Monday, August 20, 2018

birfday linner/dunch at Chima

My brother David took me out to Chima, an expensive Brazilian eatery in Tysons Corner, for a birthday lunch today. (My birthday's actually on August 31, but I'm leaving the States this coming Thursday.) I've been there a few times before, and the food is always magnificent. We have rodizios in Seoul, but they don't hold a candle to Chima, which truly is some fine, fine dining (and without demanding the whole suit-and-tie thing).

Here's an establishing shot:


The card you see below lays out our set-menu options; we had a choice between the sumptuous $35 menu or the even more extensive $49.90 menu. "We're going for the $49.90 one," David proclaimed, and I wasn't about to fight him, despite the damage I knew this would do to his wallet.

If you click on the image, you'll get a magnified view that will show you in detail what the fancier option entailed.


While David and I were raiding the super-extensive salad bar, the servers brought our appetizers: yucca fries, cheese bread, and turkey spread, which worked well as a dip for the fries. The fries were incredible, as was the cheese bread. The trap, of course, was that eating too many carbs at the beginning would mean not having enough room for meat later on.

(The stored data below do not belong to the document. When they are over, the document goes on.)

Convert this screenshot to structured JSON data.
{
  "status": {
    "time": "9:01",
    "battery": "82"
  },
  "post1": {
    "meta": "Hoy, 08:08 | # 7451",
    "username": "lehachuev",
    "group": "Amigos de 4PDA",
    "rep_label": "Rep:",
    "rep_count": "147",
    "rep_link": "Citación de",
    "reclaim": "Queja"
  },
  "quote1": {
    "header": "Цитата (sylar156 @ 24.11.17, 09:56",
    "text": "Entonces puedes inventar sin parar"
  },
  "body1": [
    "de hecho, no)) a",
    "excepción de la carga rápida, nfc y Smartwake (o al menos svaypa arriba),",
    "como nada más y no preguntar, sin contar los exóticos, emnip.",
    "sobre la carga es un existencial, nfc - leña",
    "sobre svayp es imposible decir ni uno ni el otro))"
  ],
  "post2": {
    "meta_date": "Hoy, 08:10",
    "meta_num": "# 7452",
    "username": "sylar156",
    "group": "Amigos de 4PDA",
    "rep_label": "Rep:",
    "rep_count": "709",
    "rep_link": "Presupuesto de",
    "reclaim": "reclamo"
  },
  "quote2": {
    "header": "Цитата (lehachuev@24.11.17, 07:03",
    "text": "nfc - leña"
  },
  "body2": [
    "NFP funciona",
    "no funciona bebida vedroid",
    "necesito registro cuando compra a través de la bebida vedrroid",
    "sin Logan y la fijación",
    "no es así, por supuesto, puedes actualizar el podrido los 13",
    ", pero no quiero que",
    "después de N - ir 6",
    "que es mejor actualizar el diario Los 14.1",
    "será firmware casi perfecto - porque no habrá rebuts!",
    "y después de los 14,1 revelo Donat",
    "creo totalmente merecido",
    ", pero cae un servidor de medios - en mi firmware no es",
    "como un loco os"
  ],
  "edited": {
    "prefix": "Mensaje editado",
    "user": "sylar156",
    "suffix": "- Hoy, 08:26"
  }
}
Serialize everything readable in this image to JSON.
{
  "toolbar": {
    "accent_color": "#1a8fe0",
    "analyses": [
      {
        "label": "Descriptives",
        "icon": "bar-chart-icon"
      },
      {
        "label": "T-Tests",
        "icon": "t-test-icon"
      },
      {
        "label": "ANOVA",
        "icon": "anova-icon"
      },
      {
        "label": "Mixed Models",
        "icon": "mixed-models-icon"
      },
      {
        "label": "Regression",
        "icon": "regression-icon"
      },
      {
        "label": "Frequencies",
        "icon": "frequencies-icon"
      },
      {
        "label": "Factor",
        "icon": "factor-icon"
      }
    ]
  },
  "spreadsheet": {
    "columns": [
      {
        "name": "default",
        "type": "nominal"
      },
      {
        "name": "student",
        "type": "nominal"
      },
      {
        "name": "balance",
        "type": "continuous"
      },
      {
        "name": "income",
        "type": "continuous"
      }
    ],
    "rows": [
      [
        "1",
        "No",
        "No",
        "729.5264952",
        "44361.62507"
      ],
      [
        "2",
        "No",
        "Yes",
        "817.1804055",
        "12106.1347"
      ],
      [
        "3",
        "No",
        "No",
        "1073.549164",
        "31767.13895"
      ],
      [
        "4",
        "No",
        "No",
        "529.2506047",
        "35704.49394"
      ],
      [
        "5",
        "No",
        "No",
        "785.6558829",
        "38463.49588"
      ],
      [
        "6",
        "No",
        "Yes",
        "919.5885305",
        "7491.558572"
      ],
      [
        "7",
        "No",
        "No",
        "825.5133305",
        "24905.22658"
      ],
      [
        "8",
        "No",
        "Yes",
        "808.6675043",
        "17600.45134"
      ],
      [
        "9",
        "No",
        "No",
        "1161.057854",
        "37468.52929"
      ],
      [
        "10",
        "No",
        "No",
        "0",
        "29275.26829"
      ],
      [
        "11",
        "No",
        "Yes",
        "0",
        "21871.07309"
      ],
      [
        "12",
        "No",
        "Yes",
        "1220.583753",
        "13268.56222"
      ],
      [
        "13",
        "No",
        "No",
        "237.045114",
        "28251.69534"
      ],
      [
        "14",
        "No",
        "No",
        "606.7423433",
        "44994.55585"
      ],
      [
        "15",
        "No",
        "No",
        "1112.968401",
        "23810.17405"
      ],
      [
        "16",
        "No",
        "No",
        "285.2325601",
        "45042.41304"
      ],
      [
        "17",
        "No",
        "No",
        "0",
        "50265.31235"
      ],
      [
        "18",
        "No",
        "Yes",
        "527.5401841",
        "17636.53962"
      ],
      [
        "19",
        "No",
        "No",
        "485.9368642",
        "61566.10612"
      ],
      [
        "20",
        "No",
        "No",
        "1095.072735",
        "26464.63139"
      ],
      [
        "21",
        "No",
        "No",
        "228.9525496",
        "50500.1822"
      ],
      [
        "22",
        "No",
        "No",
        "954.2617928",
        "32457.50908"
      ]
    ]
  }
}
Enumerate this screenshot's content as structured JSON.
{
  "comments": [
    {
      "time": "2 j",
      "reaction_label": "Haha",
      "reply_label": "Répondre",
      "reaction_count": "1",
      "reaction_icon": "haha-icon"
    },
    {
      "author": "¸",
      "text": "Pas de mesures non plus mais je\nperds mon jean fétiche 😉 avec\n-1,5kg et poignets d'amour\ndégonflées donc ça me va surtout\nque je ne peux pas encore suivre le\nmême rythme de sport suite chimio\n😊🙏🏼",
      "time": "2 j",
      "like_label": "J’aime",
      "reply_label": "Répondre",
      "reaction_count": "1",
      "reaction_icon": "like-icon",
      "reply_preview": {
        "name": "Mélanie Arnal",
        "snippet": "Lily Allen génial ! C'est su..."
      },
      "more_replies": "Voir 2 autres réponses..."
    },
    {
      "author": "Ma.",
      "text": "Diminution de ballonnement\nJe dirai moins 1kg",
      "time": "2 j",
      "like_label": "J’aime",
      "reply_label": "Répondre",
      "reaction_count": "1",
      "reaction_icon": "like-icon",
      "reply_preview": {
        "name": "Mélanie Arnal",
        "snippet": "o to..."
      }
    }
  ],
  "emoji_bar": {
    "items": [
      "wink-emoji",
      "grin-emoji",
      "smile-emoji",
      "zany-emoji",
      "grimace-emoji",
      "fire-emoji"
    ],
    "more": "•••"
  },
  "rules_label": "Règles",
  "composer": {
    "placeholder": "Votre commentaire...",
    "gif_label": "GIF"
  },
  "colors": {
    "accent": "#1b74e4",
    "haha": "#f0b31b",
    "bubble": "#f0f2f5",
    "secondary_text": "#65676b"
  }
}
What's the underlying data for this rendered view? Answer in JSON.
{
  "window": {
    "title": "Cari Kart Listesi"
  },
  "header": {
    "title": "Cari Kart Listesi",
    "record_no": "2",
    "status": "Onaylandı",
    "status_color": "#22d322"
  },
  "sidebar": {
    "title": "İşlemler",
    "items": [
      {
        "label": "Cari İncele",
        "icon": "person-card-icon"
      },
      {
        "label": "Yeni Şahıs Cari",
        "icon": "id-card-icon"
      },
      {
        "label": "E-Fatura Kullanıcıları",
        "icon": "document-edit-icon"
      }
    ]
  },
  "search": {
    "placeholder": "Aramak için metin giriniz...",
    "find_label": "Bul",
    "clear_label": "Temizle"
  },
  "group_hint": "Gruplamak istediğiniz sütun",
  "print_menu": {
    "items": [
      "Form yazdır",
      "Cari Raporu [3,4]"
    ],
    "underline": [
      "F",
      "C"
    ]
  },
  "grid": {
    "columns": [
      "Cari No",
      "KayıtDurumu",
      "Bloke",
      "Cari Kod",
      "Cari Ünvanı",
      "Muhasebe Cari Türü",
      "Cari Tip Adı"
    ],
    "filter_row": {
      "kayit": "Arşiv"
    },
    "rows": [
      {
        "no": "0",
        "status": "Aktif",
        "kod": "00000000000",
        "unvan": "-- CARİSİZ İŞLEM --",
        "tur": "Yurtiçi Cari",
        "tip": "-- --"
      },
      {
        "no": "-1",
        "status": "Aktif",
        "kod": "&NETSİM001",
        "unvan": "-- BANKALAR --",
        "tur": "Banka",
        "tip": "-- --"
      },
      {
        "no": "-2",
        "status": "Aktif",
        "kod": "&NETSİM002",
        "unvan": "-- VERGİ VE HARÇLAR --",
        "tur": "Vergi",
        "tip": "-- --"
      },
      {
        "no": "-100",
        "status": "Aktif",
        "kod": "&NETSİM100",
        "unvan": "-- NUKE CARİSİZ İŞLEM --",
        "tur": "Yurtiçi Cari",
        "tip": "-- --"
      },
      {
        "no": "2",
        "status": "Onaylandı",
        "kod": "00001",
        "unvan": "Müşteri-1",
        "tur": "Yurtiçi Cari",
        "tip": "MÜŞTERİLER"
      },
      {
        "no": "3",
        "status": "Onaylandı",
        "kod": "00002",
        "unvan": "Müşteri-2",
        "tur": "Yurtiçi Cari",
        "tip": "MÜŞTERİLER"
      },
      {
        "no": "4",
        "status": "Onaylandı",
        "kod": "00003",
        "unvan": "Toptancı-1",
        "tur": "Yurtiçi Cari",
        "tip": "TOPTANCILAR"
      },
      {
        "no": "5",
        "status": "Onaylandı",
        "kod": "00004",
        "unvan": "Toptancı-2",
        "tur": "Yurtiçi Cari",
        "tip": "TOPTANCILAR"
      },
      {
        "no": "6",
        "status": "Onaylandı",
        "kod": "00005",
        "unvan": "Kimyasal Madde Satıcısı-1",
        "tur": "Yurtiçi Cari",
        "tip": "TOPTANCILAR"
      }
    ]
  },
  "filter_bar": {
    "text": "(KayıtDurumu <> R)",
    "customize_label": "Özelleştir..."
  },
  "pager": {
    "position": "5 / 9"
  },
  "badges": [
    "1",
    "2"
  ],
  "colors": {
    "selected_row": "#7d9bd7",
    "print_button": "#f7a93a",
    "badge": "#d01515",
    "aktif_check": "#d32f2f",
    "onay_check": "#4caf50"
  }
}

That said, I wasn't modest with my salad-bar selection. There was a pomegranate-and-peach salad, a garden salad, and a seafood salad. Along with that, Chima's salad bar also offered an assortment of deli meats and cheeses, along with Brazilian standbys like farofa and feijoada, which David went for.


Here's a pic of David getting a serving of Brazil's most famous cut of beef: picanha ("pih-KAHN-yah"), or top sirloin with a healthy fat cap. This bit of muscle sits at the top of the cow's ass, right at the base of the tail, and right next door to the beef tenderloin, which runs along the cow's spine. When I looked up the picanha cut, I discovered that most American butchers tend to remove the fat cap and divide the muscle group into three subsections: the rump, the round, and the tri-tip (see here). For Brazilian chefs, the fat cap is essential, and I can see why.


One server came around with beef rib, which proved to be as tender and juicy as a well-cooked brisket. Amazing:


The sides arrived while we were digging into our salads and initial meats. Below, you see some incredible polenta fries:


Next, some amazing fried bananas:


Finally, a small dish of whipped potatoes. These deserve a bit of commentary. When I first saw them, I was worried that they would be over-whipped into a pasty glue, but the cooks managed the nearly impossible trick of getting the potatoes just shy of over-whipped. The tubers were buttery and delicious, and their texture almost made them seem appropriate to use as the world's carbiest dipping sauce.


Here's a shot of David's salad-bar selections. The dark-brown food is the feijoada; just above it, looking a bit like couscous, is the farofa.


One of my faves of the afternoon was flank steak:


Next: minty leg of lamb. After this, I stopped taking pics of the meat because it just kept coming and coming. There were two versions of garlic beef; there was also bacon-wrapped chicken and pork sausage, plus several other cuts of beef. It was a barrage of succulent proteins, and I never needed to accent the meat with salt and pepper.


The next phase, after a brief pause, was dessert. David had quietly let the servers know that this was a birthday celebration, so along with the desserts we ordered, there came a lovely tiramisu-style cake with a dark-chocolate sign on it that said "Happy Birthday!" in tasteful gold-leaf cursive:


David got the cheesecake:


I got the chocolate cake:


In all the chaos, the servers had forgotten to give us the traditional cinnamon-coated roasted pineapple, but they brought it over as soon as we mentioned it:


By the time the afternoon meal was over, I was stuffed but not explosively so. I thanked David profusely for an unforgettable birthday meal, and we drove back to his place, digesting happily.

Chima comes highly recommended, but know that meals are normally closer to $70 per person: this just happens to be "Restaurant Week" in northern Virginia, so participating restaurants are offering all sorts of specials. Still, even at $70, the food represents money well spent. Chima is as much an experience as it is a meal.